Es scheint, dass bei der Pfeiffer?schen Drüsenkrankheit ein Märchen falsch geschrieben wurde und zum Drama wird. So findet der Held im Stück nur durch die eigenen Abwehrkräfte wieder zum Leben und Frosch zurück. UND WIE VIEL EINFACHER IST ES DA MIT PRETUVAL PLUS ODER ALKACYL FORTE. Wirkt aber bei der Kusskrankheit nicht, die Scheisse ? sorry für den starken Ausdruck, aber das schwache Immunsystem entschuldigt alles.
Das Schlimmste aber? so sagt uns Wikipedia? seien die Müdigkeitsattacken. 38 Betroffene tauschen unter der Rubrik «Pfeiffer mit Pfiff» ihre Erfahrungen aus. Herr L. aus Z. lag ganze 18 Monate lang flach, bis endlich ausgepfiffen war. Am ersten fieberfreien Tag ging er auf die Strasse und wurde von einem Velofahrer auf dem Trottoir gerammt. Dann lag er sieben Wochen im Gips und wusste: «Pfeiffer?sches Drüsenfieber ist unangenehm, da es müde macht? aber es kratzt nicht.

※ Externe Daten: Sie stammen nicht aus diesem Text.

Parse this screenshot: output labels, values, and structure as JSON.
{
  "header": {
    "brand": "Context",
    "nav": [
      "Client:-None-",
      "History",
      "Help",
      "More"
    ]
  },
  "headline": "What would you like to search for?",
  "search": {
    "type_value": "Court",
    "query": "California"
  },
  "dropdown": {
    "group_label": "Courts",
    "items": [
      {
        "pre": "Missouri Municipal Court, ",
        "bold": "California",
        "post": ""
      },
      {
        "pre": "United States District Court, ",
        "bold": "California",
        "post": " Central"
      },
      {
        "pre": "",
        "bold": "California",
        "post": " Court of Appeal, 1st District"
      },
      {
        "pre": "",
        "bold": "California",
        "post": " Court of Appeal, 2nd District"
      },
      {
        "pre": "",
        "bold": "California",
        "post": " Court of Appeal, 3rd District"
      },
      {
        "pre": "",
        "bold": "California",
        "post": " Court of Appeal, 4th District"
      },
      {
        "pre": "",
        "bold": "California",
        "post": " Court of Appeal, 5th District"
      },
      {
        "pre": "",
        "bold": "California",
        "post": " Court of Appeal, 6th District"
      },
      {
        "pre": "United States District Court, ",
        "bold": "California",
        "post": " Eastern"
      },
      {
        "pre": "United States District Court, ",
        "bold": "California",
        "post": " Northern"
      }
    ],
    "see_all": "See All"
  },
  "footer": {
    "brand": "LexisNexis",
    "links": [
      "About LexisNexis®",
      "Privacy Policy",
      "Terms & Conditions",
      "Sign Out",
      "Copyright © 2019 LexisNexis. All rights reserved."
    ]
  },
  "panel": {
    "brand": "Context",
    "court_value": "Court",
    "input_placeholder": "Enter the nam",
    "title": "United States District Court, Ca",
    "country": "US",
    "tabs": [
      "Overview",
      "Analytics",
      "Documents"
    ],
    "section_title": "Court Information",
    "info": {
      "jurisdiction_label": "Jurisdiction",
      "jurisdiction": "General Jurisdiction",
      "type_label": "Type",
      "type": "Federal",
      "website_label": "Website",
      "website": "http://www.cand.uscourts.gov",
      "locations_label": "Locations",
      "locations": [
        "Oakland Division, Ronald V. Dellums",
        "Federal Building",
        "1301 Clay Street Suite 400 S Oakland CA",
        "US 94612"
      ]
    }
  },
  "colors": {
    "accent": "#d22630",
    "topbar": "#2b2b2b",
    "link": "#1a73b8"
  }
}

Gips hingegen kratzt.»
Und nun liege ich also mit dieser Müdigkeit, als hätte ein Engel mir 38 Valium eingeworfen in den schweissfeuchten Daunen und mische meine Umgebung mit Extrawünschen auf: «Mir steht nach einem geschäumten Ei... aber nicht zu viel Cognac... und nur Rohzucker... ich mache ja nicht gerne Umstände, aber schaut, dass das Ei tagesfrisch ist... im Elsass verkaufen sie tagesfrische und...»

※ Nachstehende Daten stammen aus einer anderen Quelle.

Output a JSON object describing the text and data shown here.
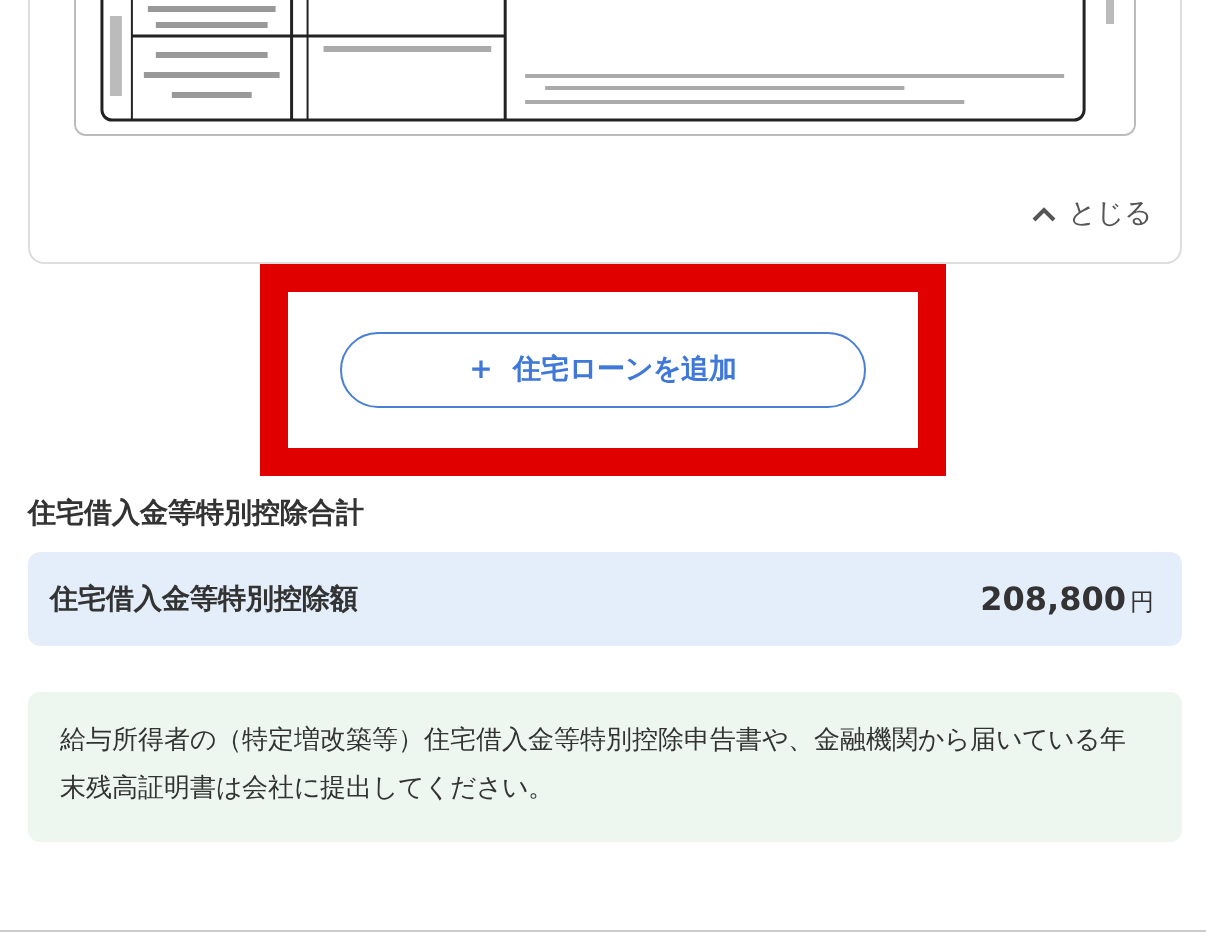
{
  "loan_detail": {
    "collapse_link": {
      "label": "とじる"
    }
  },
  "add_button": {
    "icon": "+",
    "label": "住宅ローンを追加",
    "highlighted": true
  },
  "summary": {
    "heading": "住宅借入金等特別控除合計",
    "label": "住宅借入金等特別控除額",
    "amount": "208,800",
    "unit": "円"
  },
  "notice": "給与所得者の（特定増改築等）住宅借入金等特別控除申告書や、金融機関から届いている年末残高証明書は会社に提出してください。"
}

NUN WECKE ICH ALSO HERRN INNOCENT SOWIE MEINEN FITTEN VETTER MIT EIN PAAR WENIGEN SONDERBEGEHREN AUS DEREN DAUERSCHLAF, UND SCHON MACHEN DIE BEIDEN SCHLAPP: «Wir sind hier kein Krankenhaus! Dieses Affentheater wegen ein bisschen Temperatur...!»

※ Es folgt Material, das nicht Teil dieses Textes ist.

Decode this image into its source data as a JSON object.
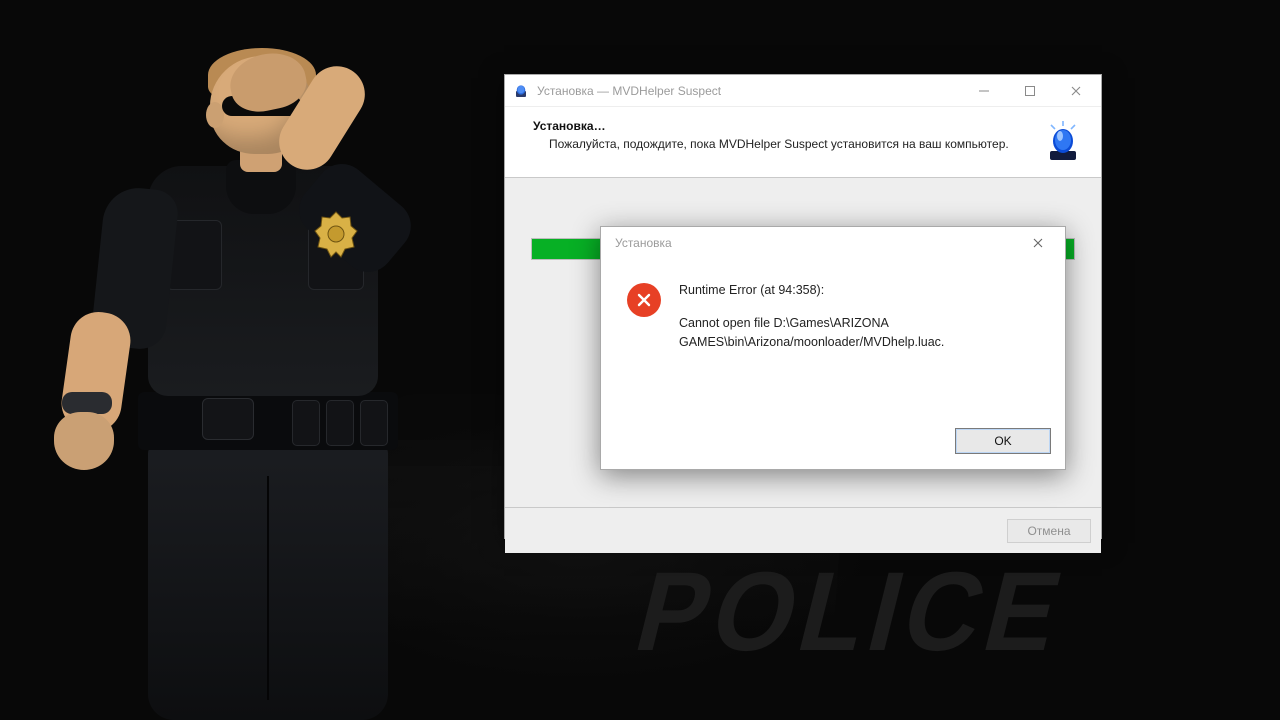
{
  "installer": {
    "window_title": "Установка — MVDHelper Suspect",
    "header_title": "Установка…",
    "header_text": "Пожалуйста, подождите, пока MVDHelper Suspect установится на ваш компьютер.",
    "cancel_label": "Отмена",
    "progress_percent": 100
  },
  "error_dialog": {
    "title": "Установка",
    "message_line1": "Runtime Error (at 94:358):",
    "message_line2": "Cannot open file D:\\Games\\ARIZONA GAMES\\bin\\Arizona/moonloader/MVDhelp.luac.",
    "ok_label": "OK"
  },
  "background": {
    "car_text": "POLICE"
  }
}
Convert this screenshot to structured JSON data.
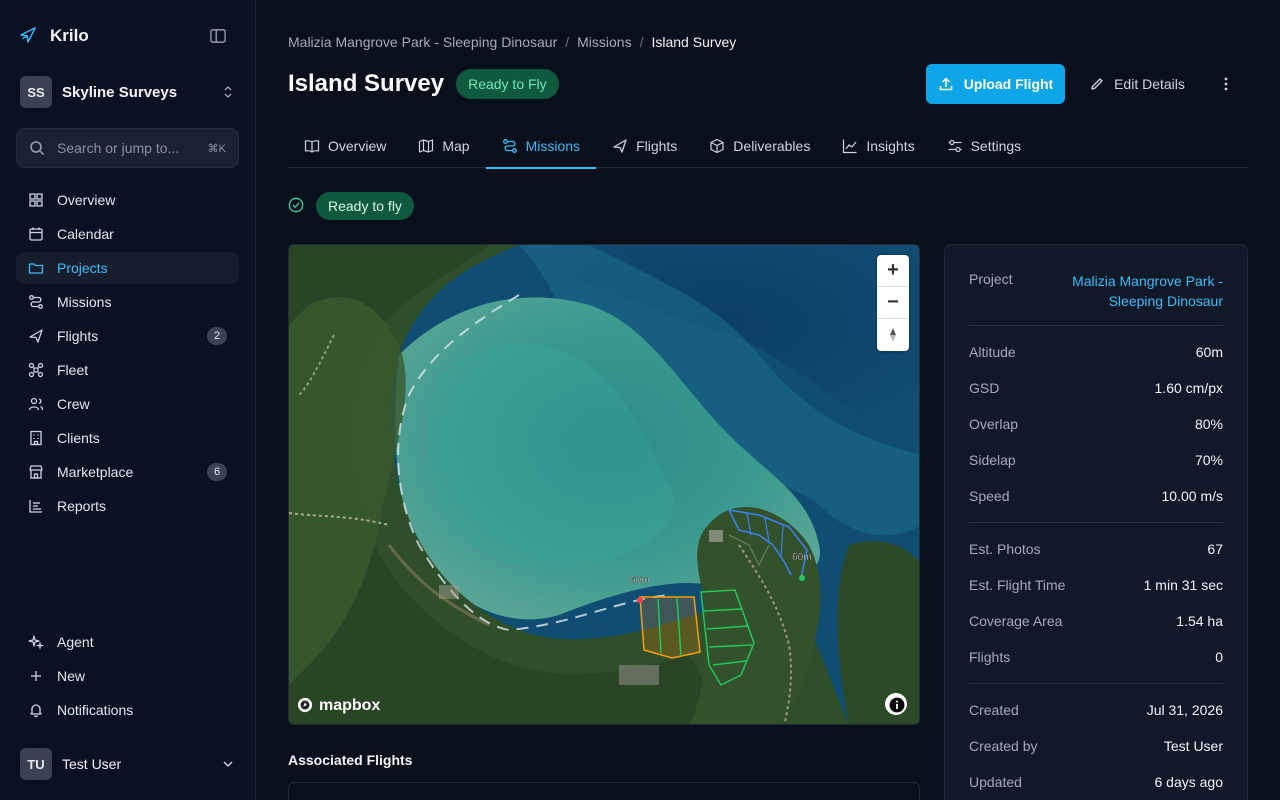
{
  "app": {
    "name": "Krilo"
  },
  "org": {
    "initials": "SS",
    "name": "Skyline Surveys"
  },
  "search": {
    "placeholder": "Search or jump to...",
    "shortcut": "⌘K"
  },
  "nav": {
    "items": [
      {
        "label": "Overview"
      },
      {
        "label": "Calendar"
      },
      {
        "label": "Projects"
      },
      {
        "label": "Missions"
      },
      {
        "label": "Flights",
        "badge": "2"
      },
      {
        "label": "Fleet"
      },
      {
        "label": "Crew"
      },
      {
        "label": "Clients"
      },
      {
        "label": "Marketplace",
        "badge": "6"
      },
      {
        "label": "Reports"
      }
    ],
    "bottom": [
      {
        "label": "Agent"
      },
      {
        "label": "New"
      },
      {
        "label": "Notifications"
      }
    ]
  },
  "user": {
    "initials": "TU",
    "name": "Test User"
  },
  "breadcrumb": {
    "project": "Malizia Mangrove Park - Sleeping Dinosaur",
    "section": "Missions",
    "current": "Island Survey"
  },
  "header": {
    "title": "Island Survey",
    "status": "Ready to Fly",
    "upload_label": "Upload Flight",
    "edit_label": "Edit Details"
  },
  "tabs": [
    {
      "label": "Overview"
    },
    {
      "label": "Map"
    },
    {
      "label": "Missions"
    },
    {
      "label": "Flights"
    },
    {
      "label": "Deliverables"
    },
    {
      "label": "Insights"
    },
    {
      "label": "Settings"
    }
  ],
  "ready": {
    "label": "Ready to fly"
  },
  "map": {
    "label_a": "60m",
    "label_b": "60m",
    "attribution": "mapbox",
    "zoom_in": "+",
    "zoom_out": "−"
  },
  "assoc": {
    "title": "Associated Flights"
  },
  "details": {
    "project_label": "Project",
    "project_line1": "Malizia Mangrove Park -",
    "project_line2": "Sleeping Dinosaur",
    "rows1": [
      {
        "k": "Altitude",
        "v": "60m"
      },
      {
        "k": "GSD",
        "v": "1.60 cm/px"
      },
      {
        "k": "Overlap",
        "v": "80%"
      },
      {
        "k": "Sidelap",
        "v": "70%"
      },
      {
        "k": "Speed",
        "v": "10.00 m/s"
      }
    ],
    "rows2": [
      {
        "k": "Est. Photos",
        "v": "67"
      },
      {
        "k": "Est. Flight Time",
        "v": "1 min 31 sec"
      },
      {
        "k": "Coverage Area",
        "v": "1.54 ha"
      },
      {
        "k": "Flights",
        "v": "0"
      }
    ],
    "rows3": [
      {
        "k": "Created",
        "v": "Jul 31, 2026"
      },
      {
        "k": "Created by",
        "v": "Test User"
      },
      {
        "k": "Updated",
        "v": "6 days ago"
      }
    ]
  },
  "colors": {
    "accent": "#38bdf8",
    "button": "#0ea5e9",
    "status_bg": "#0f5a3f",
    "status_text": "#6ee7b7"
  }
}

DERART MIES PFEIFEN SIE MEINEN PFEIFFER AUS.
Als dann der Vetter von einem medizinischen Weiterbildungskurs zum Thema «Die Nadel, dein Spitzenfreund» heimkam und mir eröffnete: «Das Einzige, was dir helfen kann, ist Dry Needling!», da war aber Panik pur. UND JETZT STELLT EUCH MAL VOR: Der wollte mir die Nadeln in die Schläfen rammen und dazu chinesisch beten! NICHT MIT MIR. Da war ich aber schleunigst wieder auf Vordermann, küsste den pfeifenden Frosch im Hals und fühlte mich schon wieder pudelmunter. Zwei Tage später hat Tildy angerufen und mir erklärt, sie liege mit diesem neuen Virus in den Federn: «Die Beine brennen... die Augen tränen... und du hast eine Stimme wie ein verrosteter Güterwagen...»
Sie hatte den verrosteten Güterwagen noch nicht erwähnt, da tränte ich schon!